Montgomery: Nein, so würde ich das nicht formulieren, weil - wir haben ja seit ´96 gefordert, dass man Tarifverhandlungen mit uns führt. Wir haben auch Showverhandlungen der Arbeitgeber über uns ergehen lassen müssen. Nur - das Problem ist, dass man ja in Verhandlungen zu gemeinsamen Lösungen kommen muss. Und bisher hat in fünf oder sechs Runden die Arbeitgeberseite zu keinem einzigen Zeitpunkt gezeigt, dass sie bereit war, mit uns vernünftige Verträge zu machen. Insofern sage ich: Wir haben keine Fehler gemacht. Wir haben versucht, was wir konnten; wir haben versucht, was ging. Aber gegen eine derartig hartleibige Arbeitgeberpolitik ist eben schwer Ankommen. Und deswegen musste man den Druck erhöhen, und das haben wir jetzt getan.
Becker: Nun sind Sie ja als Marburger Bund Mitglied eines Tarifverbundes, einer Tarifkooperation. Künftig wird das eine Kooperation mit Ver.di, mit der Vereinten Dienstleistungsgewerkschaft sein. Wenn Sie sich nun eine Tarifpartei wie etwa die Pilotenvereinigung Cockpit angucken, die Forderungen aufstellen kann, die in der restlichen Tariflandschaft die Schamesröte ins Gesicht treiben: Ist das Modell Cockpit nicht auch für Krankenhausärzte das Bessere, also so ein special interest club, der dann seine ganz speziellen Forderungen und Wünsche geltend machen kann?
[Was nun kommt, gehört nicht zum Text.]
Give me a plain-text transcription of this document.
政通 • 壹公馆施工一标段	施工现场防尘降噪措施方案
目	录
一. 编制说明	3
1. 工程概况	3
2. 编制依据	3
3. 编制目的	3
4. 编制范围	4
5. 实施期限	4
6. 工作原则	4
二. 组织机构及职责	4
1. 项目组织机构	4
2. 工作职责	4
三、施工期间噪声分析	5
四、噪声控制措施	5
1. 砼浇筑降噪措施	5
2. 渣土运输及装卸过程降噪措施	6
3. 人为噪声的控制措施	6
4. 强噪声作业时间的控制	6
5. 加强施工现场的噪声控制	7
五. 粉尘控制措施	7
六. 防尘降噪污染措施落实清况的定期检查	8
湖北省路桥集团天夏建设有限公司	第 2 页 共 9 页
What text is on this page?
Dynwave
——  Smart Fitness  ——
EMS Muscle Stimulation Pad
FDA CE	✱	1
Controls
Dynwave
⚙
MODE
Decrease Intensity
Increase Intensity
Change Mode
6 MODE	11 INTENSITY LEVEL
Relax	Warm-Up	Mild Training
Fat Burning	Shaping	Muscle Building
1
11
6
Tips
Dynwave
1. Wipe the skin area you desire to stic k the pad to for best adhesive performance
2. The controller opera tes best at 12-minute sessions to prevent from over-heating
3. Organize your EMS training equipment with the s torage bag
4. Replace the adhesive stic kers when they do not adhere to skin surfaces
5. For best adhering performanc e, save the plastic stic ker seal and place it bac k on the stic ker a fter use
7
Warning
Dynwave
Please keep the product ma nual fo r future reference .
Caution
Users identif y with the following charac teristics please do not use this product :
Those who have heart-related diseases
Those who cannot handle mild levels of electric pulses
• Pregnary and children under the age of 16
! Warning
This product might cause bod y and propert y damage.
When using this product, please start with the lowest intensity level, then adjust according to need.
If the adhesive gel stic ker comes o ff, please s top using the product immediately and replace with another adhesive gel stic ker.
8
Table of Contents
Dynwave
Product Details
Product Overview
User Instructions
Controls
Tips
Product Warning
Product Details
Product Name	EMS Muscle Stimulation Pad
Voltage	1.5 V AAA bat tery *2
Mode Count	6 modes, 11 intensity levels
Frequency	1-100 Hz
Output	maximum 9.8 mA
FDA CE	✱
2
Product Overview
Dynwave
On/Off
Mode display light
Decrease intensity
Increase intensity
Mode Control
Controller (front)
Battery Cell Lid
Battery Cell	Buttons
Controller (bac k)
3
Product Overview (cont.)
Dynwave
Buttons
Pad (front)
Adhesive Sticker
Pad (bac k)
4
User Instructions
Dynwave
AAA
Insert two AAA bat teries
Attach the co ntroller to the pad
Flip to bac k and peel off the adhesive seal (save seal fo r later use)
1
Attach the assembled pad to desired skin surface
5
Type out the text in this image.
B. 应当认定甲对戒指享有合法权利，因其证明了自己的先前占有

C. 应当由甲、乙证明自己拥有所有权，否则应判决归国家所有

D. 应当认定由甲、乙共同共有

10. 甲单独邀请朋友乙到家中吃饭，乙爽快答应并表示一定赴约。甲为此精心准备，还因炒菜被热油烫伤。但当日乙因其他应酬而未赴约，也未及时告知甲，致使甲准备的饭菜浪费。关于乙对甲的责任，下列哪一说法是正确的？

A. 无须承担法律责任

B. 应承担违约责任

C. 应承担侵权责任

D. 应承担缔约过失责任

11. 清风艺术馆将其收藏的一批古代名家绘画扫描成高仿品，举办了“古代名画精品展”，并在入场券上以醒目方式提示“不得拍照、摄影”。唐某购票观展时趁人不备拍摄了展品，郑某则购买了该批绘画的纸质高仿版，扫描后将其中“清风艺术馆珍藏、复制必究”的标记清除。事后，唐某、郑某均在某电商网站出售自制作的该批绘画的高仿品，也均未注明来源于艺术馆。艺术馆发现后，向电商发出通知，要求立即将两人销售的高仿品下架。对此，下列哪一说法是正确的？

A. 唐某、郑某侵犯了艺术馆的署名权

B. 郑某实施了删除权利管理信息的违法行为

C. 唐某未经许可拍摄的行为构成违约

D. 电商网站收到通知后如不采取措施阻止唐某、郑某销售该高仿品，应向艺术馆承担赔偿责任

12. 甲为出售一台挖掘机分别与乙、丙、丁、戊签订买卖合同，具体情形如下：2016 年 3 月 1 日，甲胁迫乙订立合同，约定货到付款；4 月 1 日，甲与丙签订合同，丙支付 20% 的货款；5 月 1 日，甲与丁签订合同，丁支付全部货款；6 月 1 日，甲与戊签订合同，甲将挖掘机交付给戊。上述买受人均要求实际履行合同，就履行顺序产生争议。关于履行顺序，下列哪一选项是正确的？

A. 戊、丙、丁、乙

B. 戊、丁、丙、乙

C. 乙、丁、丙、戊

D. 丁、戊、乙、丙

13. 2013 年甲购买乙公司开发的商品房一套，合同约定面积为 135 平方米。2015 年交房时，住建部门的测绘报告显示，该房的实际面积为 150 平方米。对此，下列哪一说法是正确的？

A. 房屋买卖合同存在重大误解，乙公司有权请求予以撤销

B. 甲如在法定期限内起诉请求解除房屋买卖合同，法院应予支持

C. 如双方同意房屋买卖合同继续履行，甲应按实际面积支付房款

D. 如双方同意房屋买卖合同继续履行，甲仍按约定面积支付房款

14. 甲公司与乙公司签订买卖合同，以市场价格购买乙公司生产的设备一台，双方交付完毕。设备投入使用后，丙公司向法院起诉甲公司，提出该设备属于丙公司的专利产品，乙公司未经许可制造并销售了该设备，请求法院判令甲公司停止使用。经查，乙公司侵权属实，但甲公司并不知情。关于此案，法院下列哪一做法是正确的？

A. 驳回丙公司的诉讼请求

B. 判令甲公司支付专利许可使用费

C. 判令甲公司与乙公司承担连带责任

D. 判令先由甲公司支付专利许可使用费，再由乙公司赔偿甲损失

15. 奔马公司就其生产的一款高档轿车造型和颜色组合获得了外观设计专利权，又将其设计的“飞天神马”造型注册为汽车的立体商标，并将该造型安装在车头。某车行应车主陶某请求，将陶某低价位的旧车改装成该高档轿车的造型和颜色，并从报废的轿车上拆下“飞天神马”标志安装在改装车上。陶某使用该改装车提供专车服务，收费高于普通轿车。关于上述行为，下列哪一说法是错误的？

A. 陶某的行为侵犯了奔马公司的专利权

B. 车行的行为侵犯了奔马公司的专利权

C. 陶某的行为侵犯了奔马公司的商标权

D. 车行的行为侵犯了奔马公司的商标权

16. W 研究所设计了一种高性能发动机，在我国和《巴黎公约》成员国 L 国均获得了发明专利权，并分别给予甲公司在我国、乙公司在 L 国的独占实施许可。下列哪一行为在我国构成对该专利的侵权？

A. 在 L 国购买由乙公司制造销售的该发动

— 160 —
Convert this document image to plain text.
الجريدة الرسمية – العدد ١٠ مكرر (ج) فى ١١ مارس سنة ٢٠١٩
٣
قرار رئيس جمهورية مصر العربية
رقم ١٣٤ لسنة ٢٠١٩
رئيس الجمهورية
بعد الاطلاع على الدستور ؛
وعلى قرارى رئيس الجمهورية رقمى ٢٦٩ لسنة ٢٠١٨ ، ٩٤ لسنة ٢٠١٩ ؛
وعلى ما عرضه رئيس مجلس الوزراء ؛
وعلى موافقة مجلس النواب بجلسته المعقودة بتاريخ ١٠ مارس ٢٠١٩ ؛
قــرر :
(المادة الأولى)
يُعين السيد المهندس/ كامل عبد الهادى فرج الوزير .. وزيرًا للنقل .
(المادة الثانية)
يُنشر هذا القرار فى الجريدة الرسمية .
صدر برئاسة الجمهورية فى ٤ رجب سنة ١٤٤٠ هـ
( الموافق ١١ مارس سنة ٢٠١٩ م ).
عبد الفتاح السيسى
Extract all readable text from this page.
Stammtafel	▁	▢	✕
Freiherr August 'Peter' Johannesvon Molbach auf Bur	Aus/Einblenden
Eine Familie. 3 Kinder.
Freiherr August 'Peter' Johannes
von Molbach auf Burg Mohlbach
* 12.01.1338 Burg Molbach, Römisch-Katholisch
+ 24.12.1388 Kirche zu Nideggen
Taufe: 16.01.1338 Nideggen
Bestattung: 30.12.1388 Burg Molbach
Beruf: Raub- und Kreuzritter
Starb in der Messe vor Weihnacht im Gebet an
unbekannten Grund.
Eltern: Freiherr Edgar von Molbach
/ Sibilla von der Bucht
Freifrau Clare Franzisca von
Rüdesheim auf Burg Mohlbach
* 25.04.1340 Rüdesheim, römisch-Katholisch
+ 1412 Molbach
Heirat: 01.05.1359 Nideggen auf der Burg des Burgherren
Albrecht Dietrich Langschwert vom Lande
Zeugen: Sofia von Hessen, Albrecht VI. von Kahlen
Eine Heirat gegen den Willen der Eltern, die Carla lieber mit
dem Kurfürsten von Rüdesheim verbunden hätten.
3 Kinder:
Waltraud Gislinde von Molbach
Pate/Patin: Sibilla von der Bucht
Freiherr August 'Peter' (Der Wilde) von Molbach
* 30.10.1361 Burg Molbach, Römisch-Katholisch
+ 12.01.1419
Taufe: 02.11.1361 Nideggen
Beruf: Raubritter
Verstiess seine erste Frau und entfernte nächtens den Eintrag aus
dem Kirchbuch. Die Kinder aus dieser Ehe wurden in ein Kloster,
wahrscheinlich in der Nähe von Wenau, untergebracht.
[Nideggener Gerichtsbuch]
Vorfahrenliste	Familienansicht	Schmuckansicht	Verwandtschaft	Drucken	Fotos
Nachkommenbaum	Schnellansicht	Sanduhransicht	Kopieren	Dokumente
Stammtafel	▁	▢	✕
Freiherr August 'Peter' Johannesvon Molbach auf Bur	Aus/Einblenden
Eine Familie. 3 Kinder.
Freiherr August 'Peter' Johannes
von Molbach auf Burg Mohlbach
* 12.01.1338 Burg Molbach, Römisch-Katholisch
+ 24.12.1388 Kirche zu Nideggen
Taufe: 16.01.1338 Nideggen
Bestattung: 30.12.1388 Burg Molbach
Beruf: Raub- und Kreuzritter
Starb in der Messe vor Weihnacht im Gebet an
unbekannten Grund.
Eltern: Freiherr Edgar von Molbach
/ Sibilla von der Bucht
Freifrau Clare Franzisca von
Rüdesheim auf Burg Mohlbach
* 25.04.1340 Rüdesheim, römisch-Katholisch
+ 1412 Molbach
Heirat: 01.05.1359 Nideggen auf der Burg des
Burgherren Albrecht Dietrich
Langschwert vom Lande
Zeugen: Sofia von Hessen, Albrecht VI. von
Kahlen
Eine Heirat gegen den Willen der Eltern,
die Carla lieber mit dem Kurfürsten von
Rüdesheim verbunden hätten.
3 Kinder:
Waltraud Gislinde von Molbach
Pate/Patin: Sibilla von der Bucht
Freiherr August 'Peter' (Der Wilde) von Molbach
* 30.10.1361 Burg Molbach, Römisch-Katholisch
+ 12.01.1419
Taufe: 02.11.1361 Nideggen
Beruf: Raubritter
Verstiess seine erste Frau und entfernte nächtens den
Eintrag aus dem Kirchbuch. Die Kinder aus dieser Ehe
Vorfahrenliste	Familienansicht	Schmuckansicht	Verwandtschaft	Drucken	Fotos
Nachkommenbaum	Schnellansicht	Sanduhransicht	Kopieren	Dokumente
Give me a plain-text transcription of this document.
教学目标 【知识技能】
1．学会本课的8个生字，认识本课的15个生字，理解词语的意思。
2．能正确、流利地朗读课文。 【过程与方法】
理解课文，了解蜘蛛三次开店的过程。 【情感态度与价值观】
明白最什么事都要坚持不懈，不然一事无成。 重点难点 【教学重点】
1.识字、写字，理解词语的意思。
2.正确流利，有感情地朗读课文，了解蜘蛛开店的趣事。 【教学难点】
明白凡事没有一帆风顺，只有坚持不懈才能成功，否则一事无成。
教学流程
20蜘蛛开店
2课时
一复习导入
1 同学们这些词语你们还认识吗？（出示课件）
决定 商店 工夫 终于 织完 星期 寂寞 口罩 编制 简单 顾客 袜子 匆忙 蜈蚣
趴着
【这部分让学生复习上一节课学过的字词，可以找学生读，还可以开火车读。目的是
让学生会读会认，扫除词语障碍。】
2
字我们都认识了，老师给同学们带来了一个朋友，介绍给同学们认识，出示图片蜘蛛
Montgomery: Ja, zu dem Modell Cockpit gibt es zwei ganz große Unterschiede. Das eine ist: Es gibt in der Bundesrepublik 140.000 Krankenhausärzte, die auch noch untereinander in starken Hierarchien verbunden sind, und nicht nur 4.200 Piloten bei der Lufthansa, die ein sehr viel größeres Zusammengehörigkeitsgefühl haben auf der einen Seite und einen sehr viel höheren Organisationsgrad in einer einzigen Organisation, nämlich Cockpit. Das ist der eine Unterschied. Der zweite - und in meinen Augen zentrale - Unterschied ist: Fliegen muss man nicht. Man kann entscheiden, ob man ein anderes Verkehrsmittel wählt oder ob man eine andere Airline wählt. Krankwerden kann man sich nicht aussuchen, und wir können deswegen nicht, wie die Piloten ihre Flugzeuge stehen lassen, einfach die Krankenhäuser dichtmachen, weil - dadurch würden wir nicht die Arbeitgeber treffen, sondern die Patienten. Und deswegen verbietet sich für Ärzte ein platter Streik in Form von Arbeitsniederlegungen. Wir haben dafür andere Instrumente. Ich kann Ihnen versichern, dass wir die auch früher oder später nehmen werden, aber natürlich geht der Abstimmungsprozess unter 140.000 Krankenhausärzten viel langsamer und viel schwieriger vor sich als der unter 4.200 Piloten bei der Deutschen Lufthansa.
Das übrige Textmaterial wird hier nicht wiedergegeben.